LPN Staffing Deficiency
Penalty
Summary
The facility failed to meet the state-mandated staffing requirements for Licensed Practical Nurses (LPNs) during both daylight and overnight shifts over a three-week period. Specifically, the facility did not provide the required minimum of one LPN per 25 residents during the day shift on two occasions and failed to provide one LPN per 40 residents during the overnight shift on 14 occasions. This deficiency was identified through a review of the nursing time schedules and was corroborated by interviews with residents and the Director of Nursing (DON). Residents expressed concerns about staffing shortages, with one resident noting that the facility was "a little short on staff in the evenings," and another resident confirming that staff shortages occurred at times.
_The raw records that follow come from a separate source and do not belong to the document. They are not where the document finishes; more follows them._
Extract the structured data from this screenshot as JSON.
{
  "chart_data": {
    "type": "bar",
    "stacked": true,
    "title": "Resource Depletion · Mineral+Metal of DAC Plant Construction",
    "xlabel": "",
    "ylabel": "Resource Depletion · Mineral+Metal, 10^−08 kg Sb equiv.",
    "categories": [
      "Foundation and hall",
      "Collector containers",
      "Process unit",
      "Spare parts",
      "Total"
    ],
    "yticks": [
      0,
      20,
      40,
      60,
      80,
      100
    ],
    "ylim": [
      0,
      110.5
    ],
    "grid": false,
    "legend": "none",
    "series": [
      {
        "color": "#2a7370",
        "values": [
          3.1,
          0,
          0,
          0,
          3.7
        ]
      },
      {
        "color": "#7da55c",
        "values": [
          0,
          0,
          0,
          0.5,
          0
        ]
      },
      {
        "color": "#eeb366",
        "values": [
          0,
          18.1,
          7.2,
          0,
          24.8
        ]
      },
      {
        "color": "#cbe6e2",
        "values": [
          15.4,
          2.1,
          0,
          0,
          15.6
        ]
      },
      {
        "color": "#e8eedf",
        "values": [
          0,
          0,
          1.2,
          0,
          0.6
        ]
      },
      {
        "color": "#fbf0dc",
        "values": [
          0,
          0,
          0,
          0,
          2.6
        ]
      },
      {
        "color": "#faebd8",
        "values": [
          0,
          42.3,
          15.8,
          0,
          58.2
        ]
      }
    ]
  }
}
The DON acknowledged the failure to meet the staffing requirements, confirming the specific dates when the facility did not have the mandated number of LPNs on duty. These findings highlight the facility's non-compliance with the staffing regulations effective from July 1, 2023.
Plan Of Correction
The facility cannot correct that LPN staffing ratios were not met on 11/21/24, 11/22/24, 11/23/24, 11/24/24, 11/25/24, 11/26/24, 11/28/24, 12/1/24, 12/2/24, 12/3/24, 12/4/24, 12/6/24, 12/8/24, 12/9/24, 12/10/24. The facility will ensure that LPN staffing ratios are met every shift. The Regional Clinical Consultant will re-educate the Nursing Home Administrator, Director of Nursing, and HR Director/Scheduler on regulation P5530 and ensuring LPN staffing ratios are met each shift. Daily shift staffing ratios will be reviewed at daily staffing meetings. The Nursing Supervisors will review shift staffing ratios on the weekends. If the facility projects to not meet staffing ratios on a given shift, the scheduler/designee will be responsible to call off duty personnel or call extra support staff to assist. The Nursing Home Administrator/designee will audit staffing daily for four weeks and monthly for three months to ensure LPN staffing ratios are being met. The results of these audits will be reported to the Quality Assurance Performance Improvement Committee for review, recommendations, and frequency of audits.